Pero los versos reales que escribió el poeta, pertenecientes a los dos últimos de su poema Madrid, dicen así:
Eres mi casa, Madrid: mi existencia,¡qué atravesada!
A estos extremos de desfachatez llegan las roñas territoriales con el fin de utilizar a los poetas para el etnocentrismo, si bien en este caso Miguel Hernández lo facilitó, porque el poema contiene suficiente azúcar para la capital de España.
Fue en Madrid precisamente (en San Fernando del Jarama, actual San Fernando de Henares), en fecha de 7 de enero de 1936, donde Miguel Hernández recibió una paliza gratuita de la Guardia Civil, paliza que provocó que el poeta, que tras un comienzo conservador había empezado a orbitar hacia la izquierda, se decidiera a ingresar en el Partido Comunista y, andando el tiempo, muriera a los 31 años de edad por las consecuencias de esa afiliación. Lo caro que le salió el famoso Madrid a Miguel Hernández.

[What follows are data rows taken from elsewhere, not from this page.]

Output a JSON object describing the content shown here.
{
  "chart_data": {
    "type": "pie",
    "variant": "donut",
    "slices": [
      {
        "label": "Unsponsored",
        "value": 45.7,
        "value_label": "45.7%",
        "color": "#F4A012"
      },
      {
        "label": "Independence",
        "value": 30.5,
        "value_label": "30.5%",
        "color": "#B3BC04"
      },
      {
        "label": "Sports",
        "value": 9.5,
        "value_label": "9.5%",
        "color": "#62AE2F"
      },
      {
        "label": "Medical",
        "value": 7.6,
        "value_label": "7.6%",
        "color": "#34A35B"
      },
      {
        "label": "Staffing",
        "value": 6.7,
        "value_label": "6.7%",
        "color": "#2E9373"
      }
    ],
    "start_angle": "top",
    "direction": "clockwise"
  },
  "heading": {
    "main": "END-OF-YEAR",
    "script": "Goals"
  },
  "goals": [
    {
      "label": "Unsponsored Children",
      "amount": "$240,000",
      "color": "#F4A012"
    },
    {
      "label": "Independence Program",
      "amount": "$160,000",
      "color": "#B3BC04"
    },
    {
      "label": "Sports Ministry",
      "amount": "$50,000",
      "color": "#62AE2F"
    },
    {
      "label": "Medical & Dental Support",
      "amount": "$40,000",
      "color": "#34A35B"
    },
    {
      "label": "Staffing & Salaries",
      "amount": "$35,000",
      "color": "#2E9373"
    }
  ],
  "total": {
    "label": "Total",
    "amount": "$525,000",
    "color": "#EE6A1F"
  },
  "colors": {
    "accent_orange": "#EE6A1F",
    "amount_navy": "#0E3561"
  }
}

Nunca verás, sin embargo, en ningún lugar del planeta, la placa "Homenaje al poeta Mengano, que odió a esta ciudad con todas sus fuerzas", o "El lugar X pide perdón al poeta Mengano por la paliza que le dieron las fuerzas de seguridad". Según el relato de las mafias onfaloscópicas, todos los lugares del mundo no dieron más que laurel y pasteles a sus glorias literarias, y todas las glorias literarias no hicieron más que amar con todas sus fuerzas los lugares donde vivieron.